With respect to the question of default, it is pertinent to mention that the Financial Creditor is relying on the letter dated 09 January, 2019, whereas, as per the contention of the Corporate Debtor, only letter sent by the Financial Creditor to the Corporate Debtor is letter dated 08 May, 2020.
The notice dated 08 May, 2020 by the Financial Creditor nowhere mentioned of their previous letter dated 09 January, 2019. It is also relevant to divulge that, albeit, the Balance Sheet as on 31 March, 2019 of the Corporate Debtor at page 36 of the Petition reflects the name of the Financial Creditor under the heading of Long- Term borrowings, but mere entry in the Balance Sheet cannot be construed as default; neither, the Independent Auditors report talks about any such default by the Corporate Debtor.
For initiation of a CIRP under section 7 of the Code, one of the pivotal point is the establishment of default.
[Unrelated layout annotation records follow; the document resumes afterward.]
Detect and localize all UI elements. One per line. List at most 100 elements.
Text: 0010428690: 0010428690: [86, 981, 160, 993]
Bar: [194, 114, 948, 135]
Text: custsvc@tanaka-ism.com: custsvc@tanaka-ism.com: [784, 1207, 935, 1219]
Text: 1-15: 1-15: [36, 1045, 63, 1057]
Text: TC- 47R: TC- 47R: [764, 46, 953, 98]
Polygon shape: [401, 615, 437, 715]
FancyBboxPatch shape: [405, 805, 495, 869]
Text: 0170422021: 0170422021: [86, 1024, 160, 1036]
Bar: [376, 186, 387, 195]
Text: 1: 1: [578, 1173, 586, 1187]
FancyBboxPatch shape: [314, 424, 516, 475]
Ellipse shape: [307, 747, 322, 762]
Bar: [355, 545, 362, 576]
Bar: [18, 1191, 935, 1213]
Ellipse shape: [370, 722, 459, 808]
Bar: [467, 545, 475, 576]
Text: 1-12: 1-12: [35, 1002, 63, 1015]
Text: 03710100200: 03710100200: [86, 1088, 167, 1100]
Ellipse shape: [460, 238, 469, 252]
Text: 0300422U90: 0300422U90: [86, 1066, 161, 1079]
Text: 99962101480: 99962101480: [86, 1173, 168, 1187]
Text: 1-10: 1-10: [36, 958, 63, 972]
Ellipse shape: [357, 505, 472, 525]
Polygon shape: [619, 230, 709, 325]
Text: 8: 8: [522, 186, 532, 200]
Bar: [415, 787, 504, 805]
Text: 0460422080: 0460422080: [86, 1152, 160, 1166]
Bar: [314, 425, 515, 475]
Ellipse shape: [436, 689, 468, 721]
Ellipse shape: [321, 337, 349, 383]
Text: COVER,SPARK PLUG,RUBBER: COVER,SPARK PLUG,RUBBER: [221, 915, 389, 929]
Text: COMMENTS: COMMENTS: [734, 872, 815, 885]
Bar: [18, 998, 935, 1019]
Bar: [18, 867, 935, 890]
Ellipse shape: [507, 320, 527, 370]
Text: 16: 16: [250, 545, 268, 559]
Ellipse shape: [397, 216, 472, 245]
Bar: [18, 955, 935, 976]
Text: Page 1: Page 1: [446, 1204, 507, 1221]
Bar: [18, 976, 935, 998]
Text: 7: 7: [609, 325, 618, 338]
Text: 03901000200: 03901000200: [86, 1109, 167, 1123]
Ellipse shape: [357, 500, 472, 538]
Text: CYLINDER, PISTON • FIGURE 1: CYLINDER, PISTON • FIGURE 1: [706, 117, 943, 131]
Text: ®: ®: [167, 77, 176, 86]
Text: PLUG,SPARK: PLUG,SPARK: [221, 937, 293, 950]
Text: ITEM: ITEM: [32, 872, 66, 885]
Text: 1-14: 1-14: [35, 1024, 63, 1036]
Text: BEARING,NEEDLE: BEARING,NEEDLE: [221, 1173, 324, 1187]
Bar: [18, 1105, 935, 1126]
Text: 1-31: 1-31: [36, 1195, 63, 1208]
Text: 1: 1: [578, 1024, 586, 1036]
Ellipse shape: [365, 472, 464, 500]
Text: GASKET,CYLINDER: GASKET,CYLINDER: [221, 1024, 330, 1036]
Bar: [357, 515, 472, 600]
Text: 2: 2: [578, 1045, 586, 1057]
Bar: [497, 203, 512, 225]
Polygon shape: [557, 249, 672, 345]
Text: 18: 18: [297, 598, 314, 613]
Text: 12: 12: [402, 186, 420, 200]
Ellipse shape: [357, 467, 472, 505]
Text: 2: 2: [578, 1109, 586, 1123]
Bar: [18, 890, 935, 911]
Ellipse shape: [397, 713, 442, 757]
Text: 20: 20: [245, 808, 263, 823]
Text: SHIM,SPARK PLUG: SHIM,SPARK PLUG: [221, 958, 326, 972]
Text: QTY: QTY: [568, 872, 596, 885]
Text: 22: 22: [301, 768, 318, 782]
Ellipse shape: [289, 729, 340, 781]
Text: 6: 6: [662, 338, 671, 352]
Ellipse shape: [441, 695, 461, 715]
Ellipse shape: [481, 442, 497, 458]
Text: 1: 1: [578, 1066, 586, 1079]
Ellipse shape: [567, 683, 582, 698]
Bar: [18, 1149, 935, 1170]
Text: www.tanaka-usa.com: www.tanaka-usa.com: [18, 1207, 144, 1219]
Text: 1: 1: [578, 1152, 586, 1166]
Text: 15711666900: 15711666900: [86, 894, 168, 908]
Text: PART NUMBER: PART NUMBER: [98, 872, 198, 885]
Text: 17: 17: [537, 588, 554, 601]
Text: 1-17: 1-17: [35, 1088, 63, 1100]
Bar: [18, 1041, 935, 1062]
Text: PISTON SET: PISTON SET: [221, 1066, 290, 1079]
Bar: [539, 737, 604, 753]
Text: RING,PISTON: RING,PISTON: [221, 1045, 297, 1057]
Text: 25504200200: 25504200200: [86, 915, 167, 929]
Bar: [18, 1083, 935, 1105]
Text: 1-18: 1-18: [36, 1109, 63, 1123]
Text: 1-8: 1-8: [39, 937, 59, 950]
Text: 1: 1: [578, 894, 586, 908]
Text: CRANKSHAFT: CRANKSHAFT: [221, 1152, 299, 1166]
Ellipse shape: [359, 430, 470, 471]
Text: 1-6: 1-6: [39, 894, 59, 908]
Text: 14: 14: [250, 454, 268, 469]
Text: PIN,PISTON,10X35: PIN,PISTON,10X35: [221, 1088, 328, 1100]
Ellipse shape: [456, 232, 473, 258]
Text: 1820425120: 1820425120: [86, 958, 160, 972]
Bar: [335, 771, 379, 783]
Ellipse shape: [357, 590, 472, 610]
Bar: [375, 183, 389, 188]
However, in this instant application the authencity of the letter dated 09 January, 2019 as relied on by the Financial Creditor, which would be the cornerstone for initiation of CIRP against the Corporate Debtor, is itself under consideration before the Ld. CJM. It is also pertinent to mention that the proceeding before this Adjudicating Authority is summary proceeding, we cannot call on for the trial of the parties to substantiate their evidences relied on.
Thus, there is a debt and default, which are that win ingredients to warrant initiation of CIRP proceedings in terms of section 7 of the Code, against the Corporate Debtor - petition dismissed.